Recent imaging studies have demonstrated the formation of glial-neuronal contacts, called gliapses, formed between dopaminergic neurons and microglia that precede neuron loss in the MPTP model (Barcia et al., 2012, 2013). To determine whether Fyn plays a role in microglial-dopaminergic neuron contact formation, we adopted the 6-OHDA mouse model. The formation of gliapses was described recently in the 6-OHDA model (Virgone-Carlotta et al., 2013). Our results from high-magnification confocal analysis revealed that the formation of gliapses was almost completely blocked in 6-OHDA-injected Fyn^−/− mice (Fig. 11). The reduced number of gliapses correlated well with reduced dopaminergic neuronal loss following 6-OHDA administration to the Fyn^−/− mice. Lastly, prolonged stimulation of microglial cells with inflammogens strongly elicited an induction in Fyn kinase expression levels (Fig. 12). The aggregated form of α-synuclein, the primary component of PD-associated Lewy bodies, can activate microglia by using CD36- and TLR2-dependent pathways (Su et al., 2008; Kim et al., 2013a). Studies are underway in our laboratory to demonstrate the role that Fyn plays in aggregated α-synuclein-induced neuroinflammatory events.

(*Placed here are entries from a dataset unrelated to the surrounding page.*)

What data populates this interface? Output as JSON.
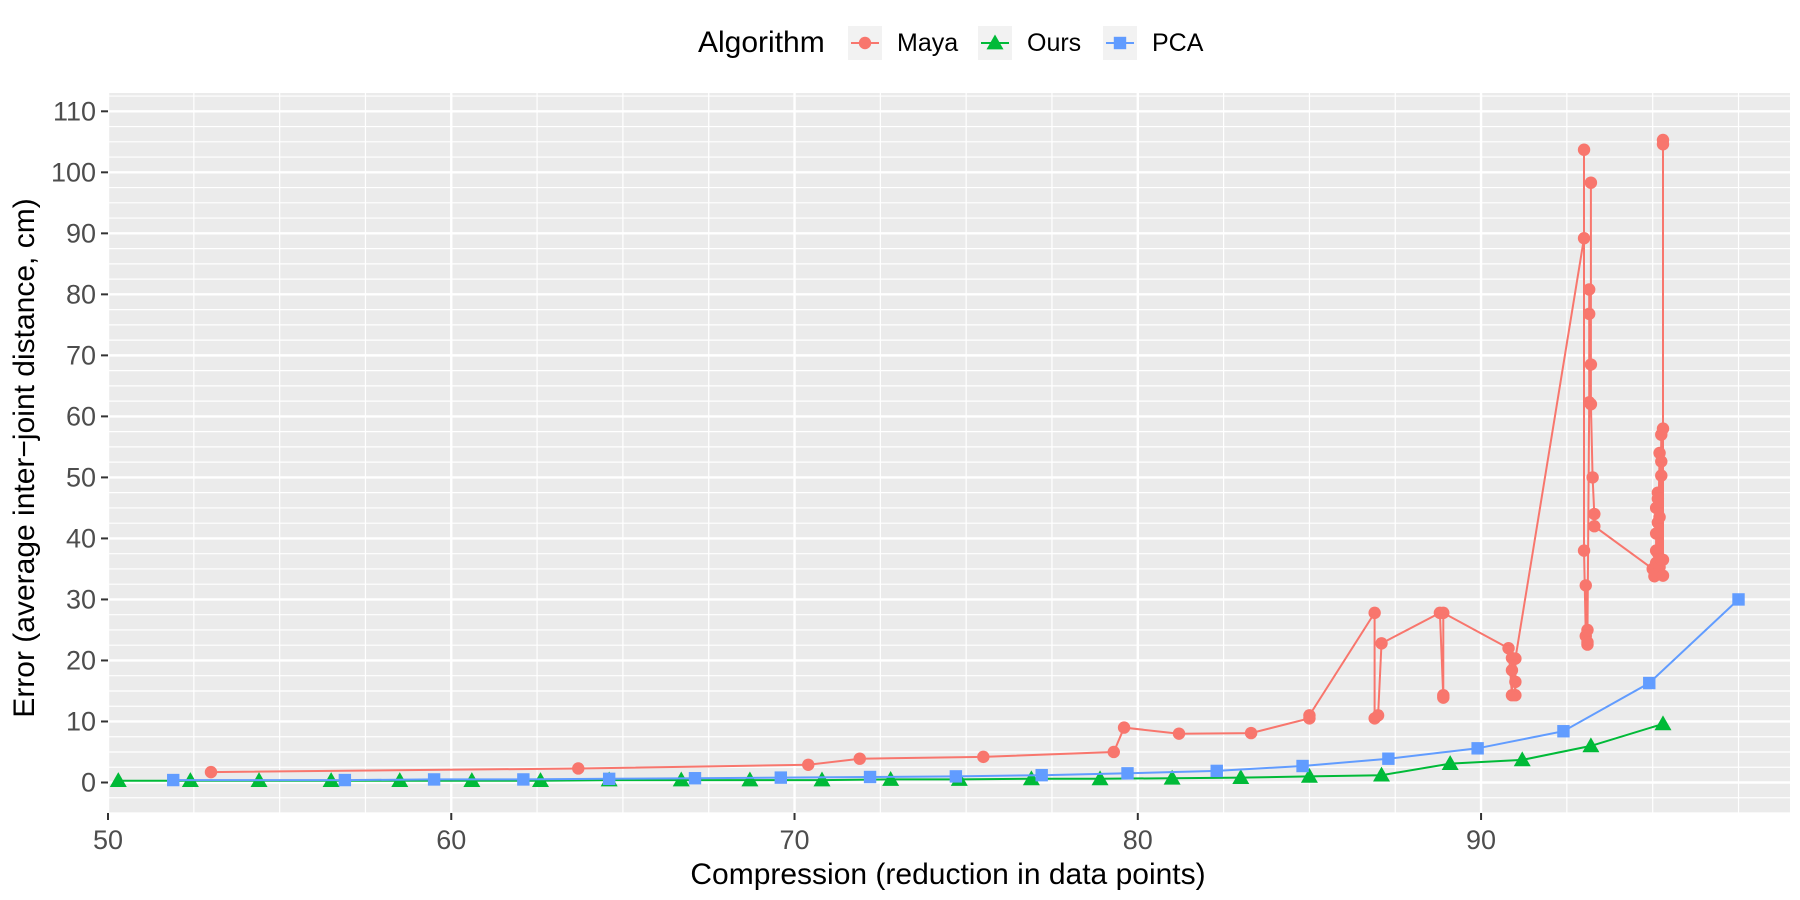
{
  "chart_data": {
    "type": "line",
    "xlabel": "Compression (reduction in data points)",
    "ylabel": "Error (average inter−joint distance, cm)",
    "xlim": [
      50,
      99
    ],
    "ylim": [
      -5,
      113
    ],
    "x_ticks": [
      50,
      60,
      70,
      80,
      90
    ],
    "y_ticks": [
      0,
      10,
      20,
      30,
      40,
      50,
      60,
      70,
      80,
      90,
      100,
      110
    ],
    "grid": true,
    "legend": {
      "title": "Algorithm",
      "placement": "top-center"
    },
    "series": [
      {
        "name": "Maya",
        "color": "#F8766D",
        "marker": "circle",
        "x": [
          53.0,
          63.7,
          70.4,
          71.9,
          75.5,
          79.3,
          79.6,
          81.2,
          83.3,
          85.0,
          85.0,
          86.9,
          86.9,
          87.0,
          87.1,
          88.8,
          88.9,
          88.9,
          88.9,
          90.8,
          90.9,
          90.9,
          90.9,
          91.0,
          91.0,
          91.0,
          93.0,
          93.0,
          93.0,
          93.05,
          93.05,
          93.1,
          93.1,
          93.1,
          93.15,
          93.15,
          93.15,
          93.2,
          93.2,
          93.2,
          93.25,
          93.3,
          93.3,
          95.0,
          95.05,
          95.05,
          95.1,
          95.1,
          95.1,
          95.1,
          95.15,
          95.15,
          95.15,
          95.15,
          95.2,
          95.2,
          95.2,
          95.25,
          95.25,
          95.25,
          95.25,
          95.3,
          95.3,
          95.3,
          95.3,
          95.3
        ],
        "y": [
          1.7,
          2.3,
          2.9,
          3.9,
          4.2,
          5.0,
          9.0,
          8.0,
          8.1,
          10.5,
          11.0,
          27.8,
          10.5,
          11.0,
          22.8,
          27.8,
          13.9,
          14.3,
          27.8,
          22.0,
          14.3,
          18.4,
          20.4,
          14.3,
          16.5,
          20.3,
          89.2,
          103.7,
          38.0,
          24.0,
          32.3,
          22.6,
          23.0,
          25.0,
          62.3,
          76.8,
          80.8,
          68.5,
          98.3,
          62.0,
          50.0,
          44.0,
          42.0,
          35.0,
          33.8,
          34.7,
          36.0,
          38.0,
          40.8,
          45.0,
          47.5,
          46.5,
          42.6,
          37.6,
          54.0,
          43.5,
          35.3,
          57.0,
          50.3,
          52.6,
          36.5,
          58.0,
          36.5,
          33.9,
          105.3,
          104.6
        ]
      },
      {
        "name": "Ours",
        "color": "#00BA38",
        "marker": "triangle",
        "x": [
          50.3,
          52.4,
          54.4,
          56.5,
          58.5,
          60.6,
          62.6,
          64.6,
          66.7,
          68.7,
          70.8,
          72.8,
          74.8,
          76.9,
          78.9,
          81.0,
          83.0,
          85.0,
          87.1,
          89.1,
          91.2,
          93.2,
          95.3
        ],
        "y": [
          0.3,
          0.3,
          0.3,
          0.3,
          0.3,
          0.3,
          0.3,
          0.4,
          0.4,
          0.4,
          0.4,
          0.5,
          0.5,
          0.6,
          0.6,
          0.7,
          0.8,
          1.0,
          1.2,
          3.1,
          3.7,
          6.0,
          9.6
        ]
      },
      {
        "name": "PCA",
        "color": "#619CFF",
        "marker": "square",
        "x": [
          51.9,
          56.9,
          59.5,
          62.1,
          64.6,
          67.1,
          69.6,
          72.2,
          74.7,
          77.2,
          79.7,
          82.3,
          84.8,
          87.3,
          89.9,
          92.4,
          94.9,
          97.5
        ],
        "y": [
          0.4,
          0.4,
          0.5,
          0.5,
          0.6,
          0.7,
          0.8,
          0.9,
          1.0,
          1.2,
          1.5,
          1.9,
          2.7,
          3.9,
          5.6,
          8.4,
          16.3,
          30.0
        ]
      }
    ]
  }
}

As summarized in Figure 13, we demonstrate that Fyn activation plays an upstream regulatory role in eliciting proinflammatory signaling following both acute and chronic states of microglia stimulation. We arrived at this conclusion based on various lines of experimental evidence from cell culture, primary culture, and in vivo models using both Fyn and PKCδ knock-out mice. Our mechanistic studies revealed that Fyn serves as a major upstream regulator of proinflammatory signaling involving PKCδ, MAP kinase, and the NFκB pathways. Thus, Fyn could be exploited as a potential signaling node in the development of novel antineuroinflammatory drug candidates for treating PD and other related neurodegenerative diseases with associated microglia-mediated proinflammatory processes.

Figure 13.

Proposed scheme of Fyn-mediated neuroinflammatory signaling pathway in microglia. LPS and TNFα bind to their receptors, TLR4 and TNFR1, respectively, leading to early Fyn activation. Fyn then phosphorylates and activates PKCδ, which leads to the downstream activation of the MAP kinase and NFκB pathways. The p65 component of the NFκB complex enters the nucleus and binds to the promoter of various proinflammatory cytokine genes. Fyn is also upregulated to sustain the heightened inflammatory response during prolonged stimulation of microglia, possibly contributing to progressive neurodegeneration in PD.